Question

How do you use sigma notation to find the sum for $\dfrac{1}{{1.3}} + \dfrac{1}{{2.4}} + \dfrac{1}{{3.5}} + ..... + \dfrac{1}{{10.12}}$ ?

Answer 1

Hint : Here first we need to observe the pattern in the question. Is there any pattern? If yes then try to write that pattern in a general way. Then we will get the number of terms or the value of n upto which the pattern is given and then we will write it in the form of sigma or what we say is summation.

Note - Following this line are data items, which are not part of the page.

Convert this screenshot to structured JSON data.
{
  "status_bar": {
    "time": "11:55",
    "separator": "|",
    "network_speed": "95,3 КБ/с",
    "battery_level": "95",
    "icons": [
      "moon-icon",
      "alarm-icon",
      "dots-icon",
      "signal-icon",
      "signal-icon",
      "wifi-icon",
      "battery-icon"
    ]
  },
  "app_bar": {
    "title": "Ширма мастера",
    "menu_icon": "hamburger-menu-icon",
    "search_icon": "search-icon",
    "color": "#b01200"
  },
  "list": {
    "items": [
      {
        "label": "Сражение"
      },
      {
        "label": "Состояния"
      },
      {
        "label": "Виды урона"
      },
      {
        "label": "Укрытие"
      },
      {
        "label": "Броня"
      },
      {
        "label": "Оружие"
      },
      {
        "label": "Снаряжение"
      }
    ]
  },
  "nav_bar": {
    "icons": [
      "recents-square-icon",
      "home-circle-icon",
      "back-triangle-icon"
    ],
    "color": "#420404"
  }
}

Complete step by step solution:
Given that,
$\dfrac{1}{{1.3}} + \dfrac{1}{{2.4}} + \dfrac{1}{{3.5}} + ..... + \dfrac{1}{{10.12}}$
Observing the first term we can write it as $\dfrac{1}{{1.\left( {1 + 2} \right)}}$
Next second term can be written as $\dfrac{1}{{2.\left( {2 + 2} \right)}}$
Third term can be written as $\dfrac{1}{{3.\left( {3 + 2} \right)}}$
And lats term is $\dfrac{1}{{10.\left( {10 + 2} \right)}}$
So the given pattern can be written as
$= \dfrac{1}{{1.\left( {1 + 2} \right)}} + \dfrac{1}{{2.\left( {2 + 2} \right)}} + \dfrac{1}{{3.\left( {3 + 2} \right)}} + ..... + \dfrac{1}{{10.\left( {10 + 2} \right)}}$
This can be observed as $\dfrac{1}{{n\left( {n + 2} \right)}}$ for n equals to 1,2,3….10
So the sigma can be written as,
$= \sum\limits_{n = 1}^{10} {\dfrac{1}{{n\left( {n + 2} \right)}}}$
This is the correct answer.
So, the correct answer is “ $\sum\limits_{n = 1}^{10} {\dfrac{1}{{n\left( {n + 2} \right)}}}$ ”.

Note : Here note that the terms are summed up with a pattern. The number of terms that are to be summed up are counted on the basis of last term in the pattern. It has n equals to 10 and the n+2 becomes 12. So we have taken n from 1 to 10 and not zero. Sigma is nothing but the summation notation.